Let $B = \{x \in \mathbb{R}^2; |x| < 1\}$. Let $\{f_k\}$ be a sequence of continuous functions on $B$ satisfying
$$
\sup_{x \in B} |f_k(x)| + \sup_{\substack{x \ne y \\ x, y \in B}} \frac{ | f_k(x) – f_k(y)| }{|x – y|^{1/2}} \le C
$$
for some positive constant $C$. Show that there is a subsequence of $\{f_k\}$ convergent uniformly on $B$ to a function $g$, and $g$ is continuous on $B$.
My attempts:
I think that I have to apply the Ascoli-Arzela theorem on $C([-1,1])$. But now, I have a problem with the definition of uniformly convergent. We say that the sequence $\{f_k\}$ is uniformly convergent if for every $\varepsilon > 0$, there exists $N \in \mathbb{N}$ such that for all $n \in \mathbb{N}$ and $x \in X$, $\lvert f_k(x)-g(x) \rvert \leq \varepsilon$.

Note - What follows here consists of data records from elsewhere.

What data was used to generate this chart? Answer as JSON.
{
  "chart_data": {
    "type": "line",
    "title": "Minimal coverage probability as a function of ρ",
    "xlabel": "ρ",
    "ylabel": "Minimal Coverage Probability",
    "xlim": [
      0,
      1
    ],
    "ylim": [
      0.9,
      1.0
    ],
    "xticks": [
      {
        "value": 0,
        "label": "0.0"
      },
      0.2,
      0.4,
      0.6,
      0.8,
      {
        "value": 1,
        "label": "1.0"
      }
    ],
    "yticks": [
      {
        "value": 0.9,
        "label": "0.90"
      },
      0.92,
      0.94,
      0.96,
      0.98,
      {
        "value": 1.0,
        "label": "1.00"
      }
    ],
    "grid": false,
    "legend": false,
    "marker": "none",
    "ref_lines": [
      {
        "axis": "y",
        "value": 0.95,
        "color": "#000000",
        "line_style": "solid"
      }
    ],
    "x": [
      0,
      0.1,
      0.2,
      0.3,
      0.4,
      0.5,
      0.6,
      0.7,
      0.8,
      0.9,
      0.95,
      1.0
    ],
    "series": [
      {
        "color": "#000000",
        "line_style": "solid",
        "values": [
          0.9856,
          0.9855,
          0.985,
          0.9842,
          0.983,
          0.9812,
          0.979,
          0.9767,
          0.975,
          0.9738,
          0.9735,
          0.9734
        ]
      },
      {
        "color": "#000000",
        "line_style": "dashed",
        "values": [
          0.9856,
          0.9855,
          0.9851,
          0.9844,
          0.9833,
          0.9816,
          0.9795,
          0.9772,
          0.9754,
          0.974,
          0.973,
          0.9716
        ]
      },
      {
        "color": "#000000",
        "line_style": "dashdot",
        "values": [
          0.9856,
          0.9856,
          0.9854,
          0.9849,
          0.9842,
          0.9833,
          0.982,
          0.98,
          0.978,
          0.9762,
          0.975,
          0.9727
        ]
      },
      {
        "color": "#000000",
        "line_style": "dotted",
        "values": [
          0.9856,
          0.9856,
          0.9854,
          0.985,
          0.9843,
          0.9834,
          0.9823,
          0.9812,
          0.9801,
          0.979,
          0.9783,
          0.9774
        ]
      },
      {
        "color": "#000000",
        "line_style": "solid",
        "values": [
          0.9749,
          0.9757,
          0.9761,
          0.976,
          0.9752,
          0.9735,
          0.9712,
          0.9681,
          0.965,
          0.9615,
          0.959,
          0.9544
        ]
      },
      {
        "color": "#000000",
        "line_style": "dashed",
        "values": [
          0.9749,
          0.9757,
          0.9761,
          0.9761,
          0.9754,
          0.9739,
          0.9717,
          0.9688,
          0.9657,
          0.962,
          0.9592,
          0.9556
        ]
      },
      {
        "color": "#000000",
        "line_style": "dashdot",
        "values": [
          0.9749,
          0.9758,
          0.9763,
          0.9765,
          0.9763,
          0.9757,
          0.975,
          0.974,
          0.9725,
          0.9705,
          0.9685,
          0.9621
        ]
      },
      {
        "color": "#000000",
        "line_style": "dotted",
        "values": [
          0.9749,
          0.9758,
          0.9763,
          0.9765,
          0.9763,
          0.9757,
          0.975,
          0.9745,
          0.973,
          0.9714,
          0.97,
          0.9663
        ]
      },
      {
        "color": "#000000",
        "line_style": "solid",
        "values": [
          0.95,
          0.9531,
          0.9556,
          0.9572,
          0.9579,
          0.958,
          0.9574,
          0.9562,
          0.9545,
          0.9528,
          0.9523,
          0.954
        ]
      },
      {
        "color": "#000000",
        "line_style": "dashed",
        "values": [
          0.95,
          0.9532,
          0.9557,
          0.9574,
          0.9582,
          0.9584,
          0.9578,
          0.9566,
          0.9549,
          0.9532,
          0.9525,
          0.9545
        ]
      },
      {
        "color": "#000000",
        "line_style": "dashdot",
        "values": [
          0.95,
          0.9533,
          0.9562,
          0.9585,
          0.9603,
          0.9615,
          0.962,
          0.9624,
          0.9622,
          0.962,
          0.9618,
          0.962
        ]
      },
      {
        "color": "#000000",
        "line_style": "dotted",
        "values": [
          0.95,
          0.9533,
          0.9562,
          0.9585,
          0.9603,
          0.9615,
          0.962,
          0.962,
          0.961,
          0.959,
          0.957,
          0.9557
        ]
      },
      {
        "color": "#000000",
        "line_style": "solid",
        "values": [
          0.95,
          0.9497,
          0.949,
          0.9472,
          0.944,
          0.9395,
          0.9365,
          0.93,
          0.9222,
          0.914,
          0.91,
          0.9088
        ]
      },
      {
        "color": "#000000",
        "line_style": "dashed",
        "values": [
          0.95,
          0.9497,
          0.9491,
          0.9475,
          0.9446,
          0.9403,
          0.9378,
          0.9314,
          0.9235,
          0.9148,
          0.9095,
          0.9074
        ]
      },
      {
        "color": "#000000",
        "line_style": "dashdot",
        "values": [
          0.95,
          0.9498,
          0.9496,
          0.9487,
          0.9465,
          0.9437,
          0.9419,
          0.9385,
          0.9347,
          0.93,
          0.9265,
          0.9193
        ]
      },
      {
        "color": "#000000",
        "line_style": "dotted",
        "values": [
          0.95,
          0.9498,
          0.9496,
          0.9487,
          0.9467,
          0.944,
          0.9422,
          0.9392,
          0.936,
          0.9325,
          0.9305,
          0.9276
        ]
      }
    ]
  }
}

Now, let $\{f_{k_i}\}$ be a subsequence of $\{f_k\}$. So, we have
$$\lvert f_{k_i}(x)-g(x) \rvert= \lvert f_{k_i}(x)-f_k(x)+f_k(x)-g(x) \rvert \leq \lvert f_{k_i}(x)-f_k(x)\rvert+\lvert f_k(x)-g(x) \rvert $$
But I don't know how to use the assumptions of the question and also how to use the mentioned theorem.
Best Answer
First step is to extend the definition of $f_k$'s to $\{x \in \mathbb R^{2}: |x| \leq 1\}$. Note that $|f_k(x)-f_k(y)| \leq C|x-y|^{1/2}$. If $|x| \leq 1$ then there is a sequence $(x^{j})$ in $B$ convergeing to $x$. Now $|f_k(x^{j})-f_k(x^{l})|\leq C|x^{j}-x^{l}|^{1/2} \to 0$. Hence $f_k(x)=\lim_{j \to \infty} f_k(x^{j})$ exists. I will let you check that this defines a continuous function $F_k$ on the closure of $B$ which extends $f_k$.
Now apply Arzela-Ascoli Theorem to $(F_k)$. The inequality $|F_k(x)-F_k(y)| \leq C|x-y|^{1/2}$ holds for $|x|,|y| \leq 1$ and this immediately gives equi-continuity of $(F_k)$. ALso $|F_k(x)| \leq C$ and this gives uniform boundedness. Hence, there is a subsequence of $(F_k)$ which converges uniformly on $\{x: |x| \leq 1\}$. Of course, this implies that there is a subsequence of $(f_k)$ which converges uniformly on $B$.